Questa piccola parabola vuole evi­dentemente colpire una malattia sociale fin troppo coccolata anche ai nostri giorni, quella della ciarlataneria. Basta solo aprire la televi­sione di notte per incrociare gente che ha come missione (ben retri­buita) l’inganno: maghi, «maestri», cartomanti, astrologi e così via si contendono enormi bacini di stupidità e, purtroppo, anche di mise­rie e sofferenze, pronte a protendersi verso qualsiasi illusione.

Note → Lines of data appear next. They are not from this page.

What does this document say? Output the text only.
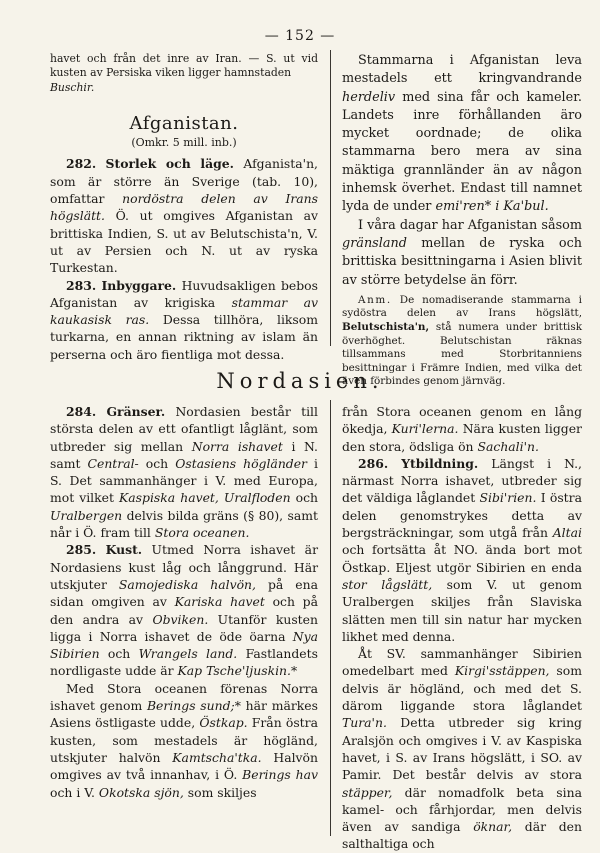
— 152 —

havet och från det inre av Iran. — S. ut vid kusten av Persiska viken ligger hamnstaden
Buschir.

Afganistan.
(Omkr. 5 mill. inb.)

282. Storlek och läge. Afganista'n, som är större än Sverige (tab. 10), omfattar nordöstra delen av Irans högslätt. Ö. ut omgives Afganistan av brittiska Indien, S. ut av Belutschista'n, V. ut av Persien och N. ut av ryska Turkestan.

283. Inbyggare. Huvudsakligen bebos Afganistan av krigiska stammar av kaukasisk ras. Dessa tillhöra, liksom turkarna, en annan riktning av islam än perserna och äro fientliga mot dessa.

Stammarna i Afganistan leva mestadels ett kringvandrande herdeliv med sina får och kameler. Landets inre förhållanden äro mycket oordnade; de olika stammarna bero mera av sina mäktiga grannländer än av någon inhemsk överhet. Endast till namnet lyda de under emi'ren* i Ka'bul.

I våra dagar har Afganistan såsom gränsland mellan de ryska och brittiska besittningarna i Asien blivit av större betydelse än förr.

Anm. De nomadiserande stammarna i sydöstra delen av Irans högslätt, Belutschista'n, stå numera under brittisk överhöghet. Belutschistan räknas tillsammans med Storbritanniens besittningar i Främre Indien, med vilka det även förbindes genom järnväg.

Nordasien.

284. Gränser. Nordasien består till största delen av ett ofantligt låglänt, som utbreder sig mellan Norra ishavet i N. samt Central- och Ostasiens högländer i S. Det sammanhänger i V. med Europa, mot vilket Kaspiska havet, Uralfloden och Uralbergen delvis bilda gräns (§ 80), samt når i Ö. fram till Stora oceanen.

285. Kust. Utmed Norra ishavet är Nordasiens kust låg och långgrund. Här utskjuter Samojediska halvön, på ena sidan omgiven av Kariska havet och på den andra av Obviken. Utanför kusten ligga i Norra ishavet de öde öarna Nya Sibirien och Wrangels land. Fastlandets nordligaste udde är Kap Tsche'ljuskin.*

Med Stora oceanen förenas Norra ishavet genom Berings sund;* här märkes Asiens östligaste udde, Östkap. Från östra kusten, som mestadels är högländ, utskjuter halvön Kamtscha'tka. Halvön omgives av två innanhav, i Ö. Berings hav och i V. Okotska sjön, som skiljes

från Stora oceanen genom en lång ökedja, Kuri'lerna. Nära kusten ligger den stora, ödsliga ön Sachali'n.

286. Ytbildning. Längst i N., närmast Norra ishavet, utbreder sig det väldiga låglandet Sibi'rien. I östra delen genomstrykes detta av bergsträckningar, som utgå från Altai och fortsätta åt NO. ända bort mot Östkap. Eljest utgör Sibirien en enda stor lågslätt, som V. ut genom Uralbergen skiljes från Slaviska slätten men till sin natur har mycken likhet med denna.

Åt SV. sammanhänger Sibirien omedelbart med Kirgi'sstäppen, som delvis är högländ, och med det S. därom liggande stora låglandet Tura'n. Detta utbreder sig kring Aralsjön och omgives i V. av Kaspiska havet, i S. av Irans högslätt, i SO. av Pamir. Det består delvis av stora stäpper, där nomadfolk beta sina kamel- och fårhjordar, men delvis även av sandiga öknar, där den salthaltiga och
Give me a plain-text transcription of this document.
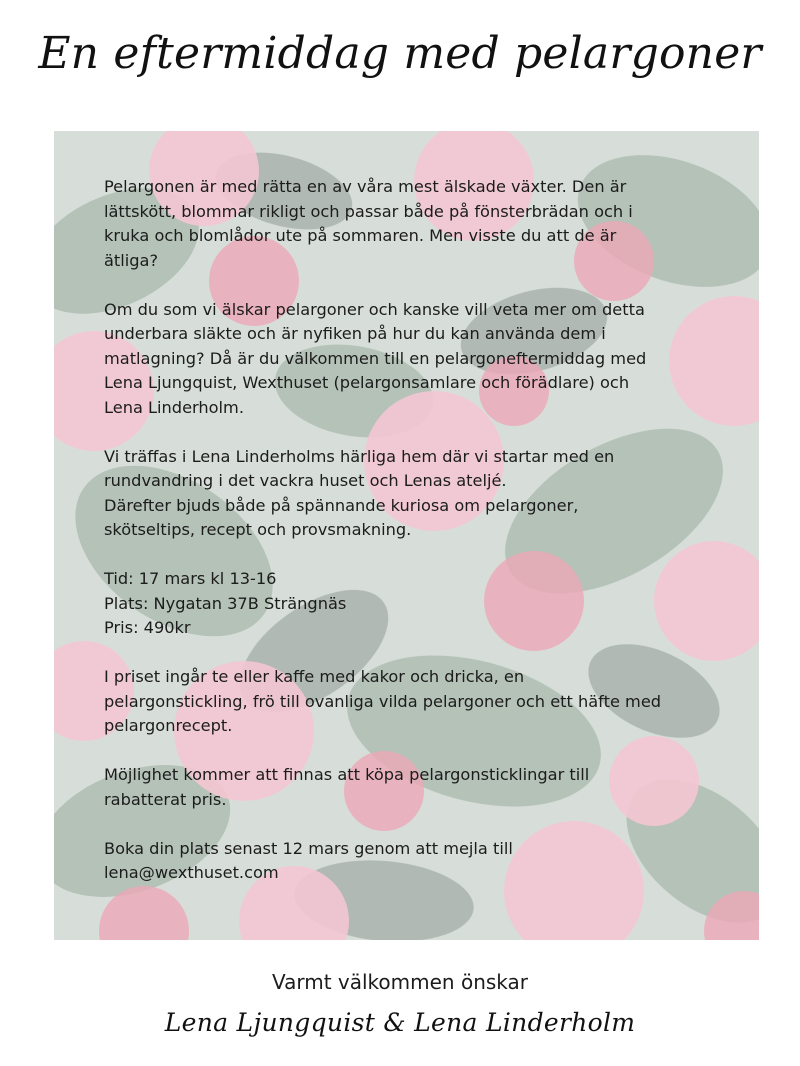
En eftermiddag med pelargoner

Pelargonen är med rätta en av våra mest älskade växter. Den är
lättskött, blommar rikligt och passar både på fönsterbrädan och i
kruka och blomlådor ute på sommaren. Men visste du att de är
ätliga?

Om du som vi älskar pelargoner och kanske vill veta mer om detta
underbara släkte och är nyfiken på hur du kan använda dem i
matlagning? Då är du välkommen till en pelargoneftermiddag med
Lena Ljungquist, Wexthuset (pelargonsamlare och förädlare) och
Lena Linderholm.

Vi träffas i Lena Linderholms härliga hem där vi startar med en
rundvandring i det vackra huset och Lenas ateljé.
Därefter bjuds både på spännande kuriosa om pelargoner,
skötseltips, recept och provsmakning.

Tid: 17 mars kl 13-16
Plats: Nygatan 37B Strängnäs
Pris: 490kr

I priset ingår te eller kaffe med kakor och dricka, en
pelargonstickling, frö till ovanliga vilda pelargoner och ett häfte med
pelargonrecept.

Möjlighet kommer att finnas att köpa pelargonsticklingar till
rabatterat pris.

Boka din plats senast 12 mars genom att mejla till
lena@wexthuset.com

Varmt välkommen önskar
Lena Ljungquist & Lena Linderholm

A quelli che riescono a essere finalmente trascinati in tribunale si sostituiscono subito altri cialtroni e filibustieri, ed è veramente assur­do che giornali che si dichiarano altezzosamente «laici» e «illumini­sti» o «razionali» riservino spazio a quella buffonata che è l’oroscopo.

Si pone, comunque, la necessità di evitare confusioni, in modo rigoro­so, tra magia e fede, tra superstizione e devozione, tra illusione e spe­ranza. In questa linea è rischioso indulgere a dimensioni troppo senti­mentali o folcloristiche della religione, nella stessa maniera in cui si deve distinguere il (per altro rarissimo) «miracolo» da pratiche di guaritori e da rituali oracolari, destinati a turlupinare persone dispe­rate.

Ritorniamo, allora, alla serietà della scienza e alla purezza della religione, evitando di ricorrere a surrogati che rovinano spesso non solo l’anima ma anche la stessa esistenza concreta di chi vi si affida.